You’ve been there before. A scheduled crew is arriving late. The materials shipped to a job site are wrong. The client is requesting faster, better or different approaches after work has already begun. Or perhaps team members are getting frustrated with miscommunication.
When you are a niche leader, a project manager or a principal, you are navigating AEC conflict management and negotiations every day to get the job done.
Then there are real crisis situations to consider:
- Are you prepared to respond to serious injuries or fatalities on the job?
- How will the team respond if the firm experiences a client data breach?
- What is the protocol for project damage from weather-related events, which are increasing in frequency and severity?
It can feel overwhelming to deal with day-to-day conflict before even addressing your plan for a serious business or project crisis.
Who is on your conflict accountability team and how do you prepare them? Here are three tips to lead through AEC conflict management, negotiation, or crisis when time is critical and people are counting on you for guidance. Then I’ll offer some guidance on who else should be at the negotiation table.
1. Plan for Conflict
No one wants conflict, but it’s a reality. Conflict is always better managed with a pre-thought plan.

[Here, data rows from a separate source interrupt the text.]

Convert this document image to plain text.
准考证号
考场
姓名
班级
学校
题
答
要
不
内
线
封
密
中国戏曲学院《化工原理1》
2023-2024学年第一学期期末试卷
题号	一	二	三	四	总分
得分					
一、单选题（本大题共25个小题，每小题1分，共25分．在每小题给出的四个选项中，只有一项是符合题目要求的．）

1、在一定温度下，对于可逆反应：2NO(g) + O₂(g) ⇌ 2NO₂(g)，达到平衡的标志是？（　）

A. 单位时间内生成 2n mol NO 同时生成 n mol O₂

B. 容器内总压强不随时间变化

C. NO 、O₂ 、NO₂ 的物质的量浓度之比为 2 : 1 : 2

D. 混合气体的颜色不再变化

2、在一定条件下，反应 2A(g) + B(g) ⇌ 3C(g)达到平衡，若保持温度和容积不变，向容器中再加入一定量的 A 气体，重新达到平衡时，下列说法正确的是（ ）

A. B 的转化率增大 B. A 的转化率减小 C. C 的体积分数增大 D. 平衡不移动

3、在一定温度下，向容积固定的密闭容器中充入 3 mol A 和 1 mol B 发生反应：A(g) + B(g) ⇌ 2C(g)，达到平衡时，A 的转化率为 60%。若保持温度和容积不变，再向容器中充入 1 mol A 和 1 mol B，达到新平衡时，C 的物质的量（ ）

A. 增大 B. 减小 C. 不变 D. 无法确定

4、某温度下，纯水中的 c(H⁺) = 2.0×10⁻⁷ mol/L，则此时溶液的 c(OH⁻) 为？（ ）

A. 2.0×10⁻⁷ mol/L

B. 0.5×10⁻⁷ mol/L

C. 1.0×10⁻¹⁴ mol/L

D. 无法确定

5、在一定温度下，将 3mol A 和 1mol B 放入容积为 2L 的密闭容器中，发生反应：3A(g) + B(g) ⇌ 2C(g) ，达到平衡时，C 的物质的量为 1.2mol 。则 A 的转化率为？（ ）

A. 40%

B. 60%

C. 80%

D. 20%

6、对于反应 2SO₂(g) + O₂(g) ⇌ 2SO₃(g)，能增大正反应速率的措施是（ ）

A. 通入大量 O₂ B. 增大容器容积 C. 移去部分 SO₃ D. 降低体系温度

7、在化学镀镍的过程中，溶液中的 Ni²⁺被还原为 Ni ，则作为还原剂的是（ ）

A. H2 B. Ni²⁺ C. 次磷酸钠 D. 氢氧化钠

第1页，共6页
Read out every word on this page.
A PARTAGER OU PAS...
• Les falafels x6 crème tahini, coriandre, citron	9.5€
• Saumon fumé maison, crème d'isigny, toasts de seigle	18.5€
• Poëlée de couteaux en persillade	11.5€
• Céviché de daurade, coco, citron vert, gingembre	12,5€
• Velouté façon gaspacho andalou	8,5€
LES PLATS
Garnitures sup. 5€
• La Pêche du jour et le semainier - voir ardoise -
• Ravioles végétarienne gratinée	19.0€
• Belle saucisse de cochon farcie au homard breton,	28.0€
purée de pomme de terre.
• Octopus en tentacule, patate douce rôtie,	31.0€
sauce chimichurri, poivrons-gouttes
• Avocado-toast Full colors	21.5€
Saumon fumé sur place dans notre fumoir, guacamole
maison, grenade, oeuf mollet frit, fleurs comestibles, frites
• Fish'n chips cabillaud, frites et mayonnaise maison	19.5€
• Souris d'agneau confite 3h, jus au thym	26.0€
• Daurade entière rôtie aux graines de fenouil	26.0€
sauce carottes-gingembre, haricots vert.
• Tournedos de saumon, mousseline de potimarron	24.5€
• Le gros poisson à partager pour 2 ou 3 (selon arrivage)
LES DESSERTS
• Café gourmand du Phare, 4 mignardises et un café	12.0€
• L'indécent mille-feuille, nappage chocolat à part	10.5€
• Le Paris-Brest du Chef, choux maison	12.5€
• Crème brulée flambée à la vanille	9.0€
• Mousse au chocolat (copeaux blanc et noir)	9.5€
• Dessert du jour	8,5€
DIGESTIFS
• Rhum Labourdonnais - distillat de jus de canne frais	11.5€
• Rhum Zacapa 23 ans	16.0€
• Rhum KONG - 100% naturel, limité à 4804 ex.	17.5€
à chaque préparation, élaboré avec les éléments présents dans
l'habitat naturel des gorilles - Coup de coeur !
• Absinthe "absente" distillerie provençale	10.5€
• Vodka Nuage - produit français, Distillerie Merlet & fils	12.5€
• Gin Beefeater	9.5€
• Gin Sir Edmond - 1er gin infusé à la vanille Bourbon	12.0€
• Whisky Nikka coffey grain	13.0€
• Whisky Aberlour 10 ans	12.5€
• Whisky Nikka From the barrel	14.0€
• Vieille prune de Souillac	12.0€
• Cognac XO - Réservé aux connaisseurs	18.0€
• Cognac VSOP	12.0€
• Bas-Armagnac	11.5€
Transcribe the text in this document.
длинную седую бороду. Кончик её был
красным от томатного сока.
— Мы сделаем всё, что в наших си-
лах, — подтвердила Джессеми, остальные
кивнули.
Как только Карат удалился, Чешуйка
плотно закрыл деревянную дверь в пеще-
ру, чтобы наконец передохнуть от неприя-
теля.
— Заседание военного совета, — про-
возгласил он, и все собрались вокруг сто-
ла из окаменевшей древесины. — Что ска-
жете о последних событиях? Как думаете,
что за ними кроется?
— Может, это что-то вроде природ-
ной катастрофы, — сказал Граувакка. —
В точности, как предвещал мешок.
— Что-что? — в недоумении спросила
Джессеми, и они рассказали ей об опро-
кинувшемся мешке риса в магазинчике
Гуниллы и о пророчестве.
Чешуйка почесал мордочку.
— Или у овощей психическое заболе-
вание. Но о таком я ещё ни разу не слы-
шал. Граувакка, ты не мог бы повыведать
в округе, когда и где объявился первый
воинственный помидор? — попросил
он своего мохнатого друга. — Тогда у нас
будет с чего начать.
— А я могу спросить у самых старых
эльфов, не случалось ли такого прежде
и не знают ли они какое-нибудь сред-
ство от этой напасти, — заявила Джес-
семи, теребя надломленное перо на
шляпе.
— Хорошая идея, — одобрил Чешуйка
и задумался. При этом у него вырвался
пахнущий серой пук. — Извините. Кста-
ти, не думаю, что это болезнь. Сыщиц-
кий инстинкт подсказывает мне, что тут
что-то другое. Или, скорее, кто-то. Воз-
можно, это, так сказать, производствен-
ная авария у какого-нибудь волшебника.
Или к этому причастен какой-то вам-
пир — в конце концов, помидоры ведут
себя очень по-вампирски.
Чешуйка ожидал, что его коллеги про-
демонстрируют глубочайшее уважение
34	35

- Do your research. Discuss in your team meetings the common scenarios that are dragging down project efficiency or communication. Isolate two or three major challenges and research new approaches or methods for resolving them effectively. If your firm has ISO frameworks, review the management framework regularly for any helpful adaptations.
- Communicate your values. Make sure that your crisis response aligns with your firm’s core purpose, values and differentiators. Ask: How can we, as a firm/team, approach conflict well, regardless of the situation?
- Assemble your team. Choose key players and strong spokespeople who can support conflict resolution and proactive communication. Provide regular training on conflict negotiations and de-escalation. Designate your go-to chain of command for more difficult negotiations or crises.
By intentionally engaging these steps, you strengthen your firm’s readiness and reputation in AEC conflict management.
2. Review and Respond
Whether the immediate crisis is big or small, your framework should include a review of the facts to understand where the responsibilities of the firm apply and where other parties must weigh in. A focus on facts helps to diffuse emotions and develop a balanced response between strict protocols and common-sense concerns that arise.
AEC leaders who rely on documented procedures can foster confidence and reduce stress through clear, consistent communication.
3. Follow up and Debrief
Triage your responses from most urgent to most important; allow for space and time between the more urgent, most important, and any vital courtesy communications. Once the conflict has been resolved, make time to debrief on how well negotiations went. Address areas for improvement by soliciting ideas from the team. Also, take time to recognize any particularly brilliant approaches or responses to the conflict among your team members. Recognition will reinforce that framework, approach or proactive communication in the future.
Another tip: To build a positive culture for conflict resolution, share any details that you can with your communications or human resources team. They can assess the situation and let the whole firm know about relevant and positive impacts that came from the crisis resolution.
Who Should Be Included on the Team?
Depending on the conflict or the crisis, you will include different leaders and negotiators. In general, there is a primary group and a secondary group that needs to be trained and informed.
- Owner/Executive/Principal – Primary decision maker
- Executive/Management lead – Secondary decision maker
- Human Resources lead
- Communications/Marketing lead
- Growth/Client Relations lead
- IT/Technology lead
Secondary Team Deployed as Needed
- Department leads
- Legal counsel
- Outside PR/Crisis counsel
- Law enforcement
- Community agencies
The primary team is assembled to develop scenario planning, update the plan, and conduct training run-throughs. They are also responsible for executing the plan and reporting lessons learned after a crisis.
The secondary team is available to contribute to planning as needed. They can help to disseminate information or provide a more objective view of legal, financial, and community impacts. They can identify any gaps in the plan and collaborate on execution.
A word of caution: Don’t try to build a protocol for every possible crisis or conflict, whether operational, environmental, regulatory, technological, social or political. Choose three to five plausible scenarios and build out the variables, assumptions, possible impacts and how to proceed. These can help to inform other, similar situations.
This proactive AEC conflict management approach helps firms stay resilient and prepared across evolving project conditions.
Other Tips for Conflict & Negotiation
- Lean into the other party’s point of view. Sometimes, a person just needs to feel heard and acknowledged, and then everyone can move forward collaboratively.
- Request ideas from less experienced team members as well as experienced team members. Sometimes, a newer employee can spot gaps in a process that more seasoned professionals miss.
- Get comfortable with silence. Allow people to process the facts of a situation and express their thoughts before you move to solutions.
About the Author
Dawn Wagenaar is a brand strategist and owner of Ingenuity Marketing Group, LLC in St. Paul, Minnesota. Ingenuity works with AEC firms across the country on their brand, communications and growth strategies through a team of experienced consultants and creatives.
Dawn is a member of the Society for Marketing Professional Services (SMPS) and has been a featured speaker and panelist at local and Midwest educational events through SMPS.